Developing your HACCP Plan: Critical Limits
The first two principles of HACCP are Identification of hazards, and Determination of Critical Control Points. Let’s look at the next step to creating your HACCP plan, establishing critical limits.
After the hazard analysis has been completed and your team has identified each of the critical control points, (CCPs – the points in the process where the identified hazards must be controlled to prevent a food safety hazard) limits must be identified for each of the CCPs.
Establish a maximum or minimum limit for temperature, time, pH, salt level, chlorine level or other processing characteristic that will control the hazard. This is the critical limit for the CCP. If this limit is ever exceeded corrective action must be taken, and all affected product controlled. This will be covered in more detail when we discuss corrective action.

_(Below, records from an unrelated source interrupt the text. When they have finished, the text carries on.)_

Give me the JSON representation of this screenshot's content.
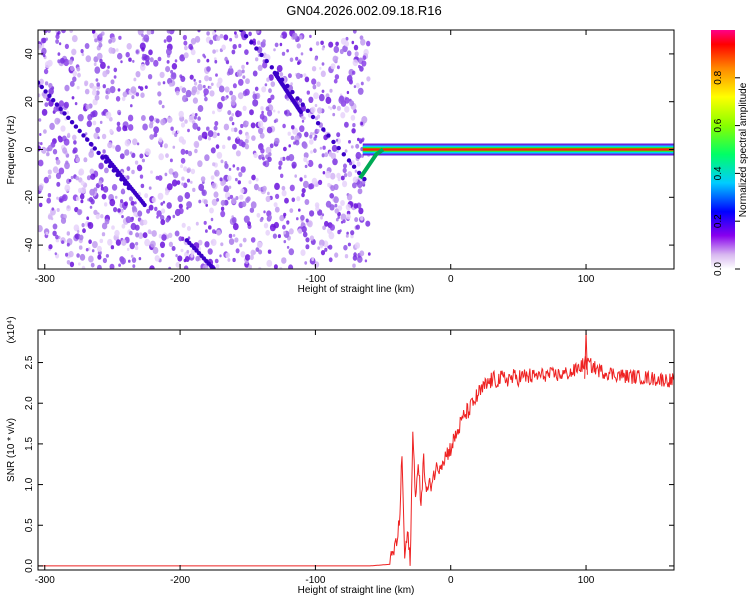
{
  "title": "GN04.2026.002.09.18.R16",
  "colors": {
    "line": "#ee2222",
    "axis": "#000000",
    "background": "#ffffff"
  },
  "chart_data": [
    {
      "type": "heatmap",
      "xlabel": "Height of straight line (km)",
      "ylabel": "Frequency (Hz)",
      "xlim": [
        -305,
        165
      ],
      "ylim": [
        -50,
        50
      ],
      "xticks": [
        -300,
        -200,
        -100,
        0,
        100
      ],
      "yticks": [
        -40,
        -20,
        0,
        20,
        40
      ],
      "noise_region_xmax": -60,
      "signal_band": {
        "center_hz": 0,
        "width_hz": 3,
        "x_start": -60,
        "x_end": 165
      },
      "colorbar": {
        "label": "Normalized spectral amplitude",
        "range": [
          0,
          1
        ],
        "ticks": [
          "0.0",
          "0.2",
          "0.4",
          "0.6",
          "0.8"
        ]
      }
    },
    {
      "type": "line",
      "xlabel": "Height of straight line (km)",
      "ylabel": "SNR (10 * v/v)",
      "yscale_label": "(x10⁴)",
      "xlim": [
        -305,
        165
      ],
      "ylim": [
        -0.05,
        2.9
      ],
      "xticks": [
        -300,
        -200,
        -100,
        0,
        100
      ],
      "yticks": [
        "0.0",
        "0.5",
        "1.0",
        "1.5",
        "2.0",
        "2.5"
      ],
      "series": [
        {
          "name": "SNR",
          "x": [
            -305,
            -60,
            -45,
            -40,
            -38,
            -36,
            -34,
            -32,
            -30,
            -28,
            -26,
            -24,
            -22,
            -20,
            -18,
            -15,
            -12,
            -8,
            -4,
            0,
            5,
            10,
            15,
            20,
            25,
            30,
            40,
            50,
            60,
            70,
            80,
            90,
            100,
            110,
            120,
            130,
            140,
            150,
            165
          ],
          "values": [
            0.0,
            0.0,
            0.02,
            0.3,
            0.5,
            1.35,
            0.1,
            0.4,
            0.05,
            1.6,
            0.9,
            1.2,
            0.8,
            1.3,
            0.9,
            1.0,
            1.15,
            1.25,
            1.35,
            1.45,
            1.65,
            1.85,
            1.95,
            2.1,
            2.2,
            2.28,
            2.3,
            2.32,
            2.33,
            2.35,
            2.35,
            2.38,
            2.5,
            2.4,
            2.36,
            2.33,
            2.32,
            2.3,
            2.28
          ]
        }
      ]
    }
  ]
}
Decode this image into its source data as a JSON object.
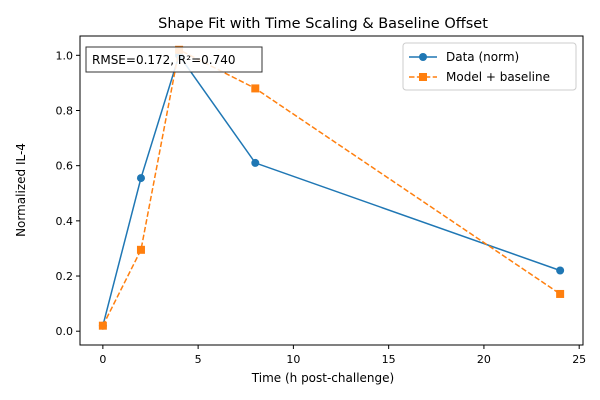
{
  "chart_data": {
    "type": "line",
    "title": "Shape Fit with Time Scaling & Baseline Offset",
    "xlabel": "Time (h post-challenge)",
    "ylabel": "Normalized IL-4",
    "xlim": [
      -1.2,
      25.2
    ],
    "ylim": [
      -0.05,
      1.07
    ],
    "xticks": [
      0,
      5,
      10,
      15,
      20,
      25
    ],
    "yticks": [
      0.0,
      0.2,
      0.4,
      0.6,
      0.8,
      1.0
    ],
    "xtick_labels": [
      "0",
      "5",
      "10",
      "15",
      "20",
      "25"
    ],
    "ytick_labels": [
      "0.0",
      "0.2",
      "0.4",
      "0.6",
      "0.8",
      "1.0"
    ],
    "grid": false,
    "legend_position": "top-right",
    "annotation": "RMSE=0.172, R²=0.740",
    "series": [
      {
        "name": "Data (norm)",
        "color": "#1f77b4",
        "linestyle": "solid",
        "marker": "circle",
        "x": [
          0,
          2,
          4,
          8,
          24
        ],
        "y": [
          0.02,
          0.555,
          1.0,
          0.61,
          0.22
        ]
      },
      {
        "name": "Model + baseline",
        "color": "#ff7f0e",
        "linestyle": "dashed",
        "marker": "square",
        "x": [
          0,
          2,
          4,
          8,
          24
        ],
        "y": [
          0.02,
          0.295,
          1.02,
          0.88,
          0.135
        ]
      }
    ]
  }
}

The determination of the critical limit must be based on scientific information or data. It is important to make sure that if you do not have sufficient experience in your company to make this determination you involve outside expertise or use external sources of information to make the decision.
Each CCP and its critical limit will be documented in the HACCP plan. Operational limits for your process can then be planned and documented taking the critical limits into account. Operational limits would be set tighter than the critical limits to ensure that the critical limits are not exceeded.
Remember, if a critical limit is exceeded there is a potential safety hazard and affected product will need to be controlled. This could mean rework or disposal of product. By setting operational limits tighter than control limits you will have a chance to bring the process under control before a critical limit is exceeded.
The team uses information on the process and the hazard to identify each step in the process that is a critical control point.